March 07, 2007

writing songs

Most of you know that I have written hundreds, if not thousands, of songs that never make it to paper or a recorded medium. Thanks to the Geegsters, I am about as prolific as Barry Manilow on poppers, only I don't make any money at it. Until the Geegsters get what they deserve, and that is a standing run at the Andy Williams in Branson, or someplace classy in Vegas, that's just the way it's gonna be.

Last night I was treated to some top-shelf American folk music with father/son banjo and moving analog illustrations, and it was fabulous! It made me want to hitchhike to an Appalachian music festival where you can buy your own jug to play jug music on and drink fresh-squeezed lemonade out of a Mason jar. The other thing that really hit my emotional buttons about the father/son banjos is that these dudes are Armenian, and the father reminded me a lot of my grandfather: the same squishy-face-heavy-eyes-big-nose combo that was my granddad. Who, by the way, did not play banjo but did have a mean repertoire of folk songs.

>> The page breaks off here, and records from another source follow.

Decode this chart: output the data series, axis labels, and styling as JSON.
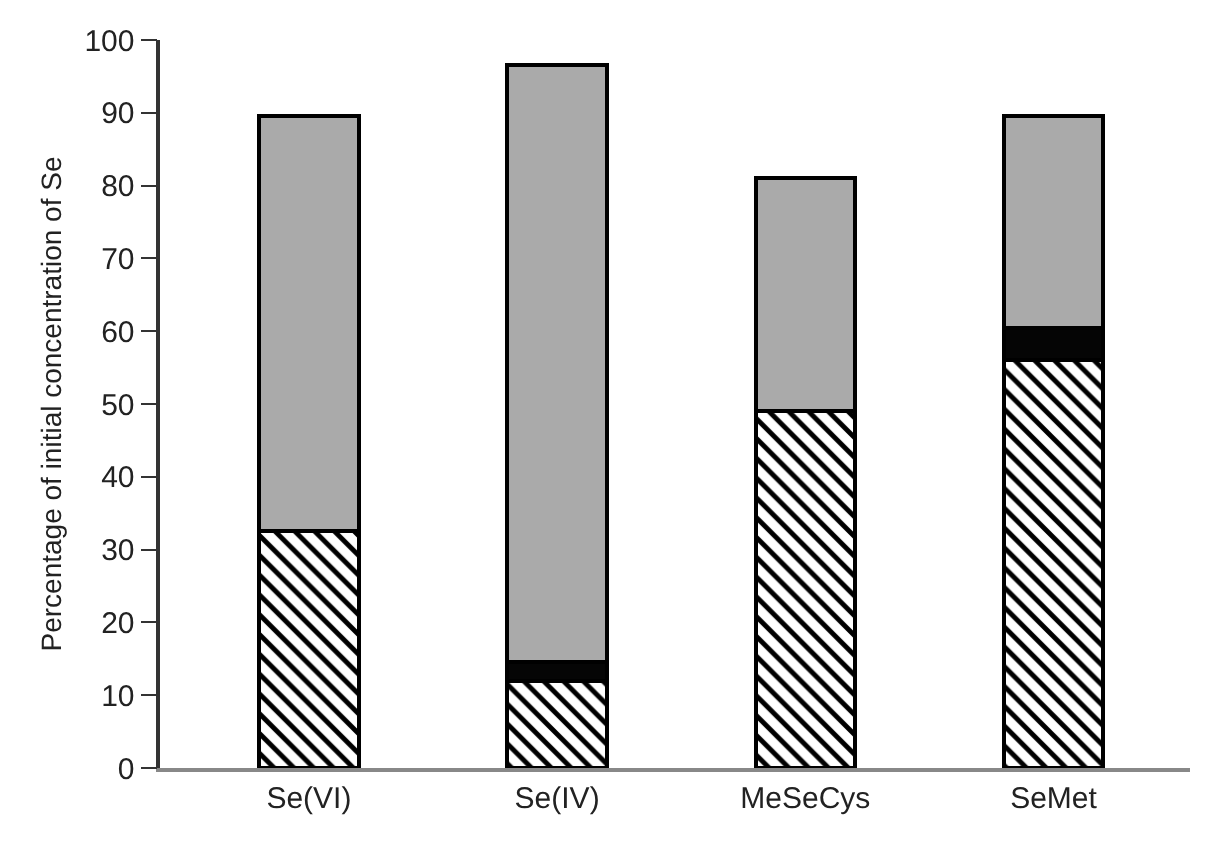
{
  "chart_data": {
    "type": "bar",
    "stacked": true,
    "ylabel": "Percentage of initial concentration of Se",
    "categories": [
      "Se(VI)",
      "Se(IV)",
      "MeSeCys",
      "SeMet"
    ],
    "series": [
      {
        "color": "#000000",
        "values": [
          32.5,
          12,
          49,
          56
        ]
      },
      {
        "color": "#050505",
        "values": [
          0,
          2.5,
          0,
          4.5
        ]
      },
      {
        "color": "#aaaaaa",
        "values": [
          57,
          82,
          32,
          29
        ]
      }
    ],
    "ylim": [
      0,
      100
    ],
    "yticks": [
      0,
      10,
      20,
      30,
      40,
      50,
      60,
      70,
      80,
      90,
      100
    ],
    "grid": false
  }
}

Though I portray my grandfather as a part-time coward/full-time money-lusting SOB who turned fig orchards into strip malls, that's only partly true. When he wasn't enabling sub-cunt's sickest trips to the borders of Borderline, he was actually an artist. Let me say that again: my grandfather, known far and wide as being a ruthless businessman, MADE ART.

I am one of the few who know this. Now you know.

During the War, he had some sort of boring-ass timewaster job watching for something or other. So he had a lot of extra time on his hands to ride horses and paint gorgeous Biblical scenes. My mother has a few sprawling drawings of Jesus and Mary in her possession. These were all done before she was born. The family/responsibility bug bit grandpa hard and he spent the subsequent fifty plus years chasing the almighty dollar instead of illustrating his favorite Bible scenes.

I was inspired to write an American folk song about the villain of my novel, "The Ballad of Dahlia Y." And I was also reminded that I need to be fair to the man whose money allows me to be a Lady of Leisure, so he is going to get softened up in the novel. He deserves it.

I miss him now. I was so mad at him for so long, but now I really do miss him.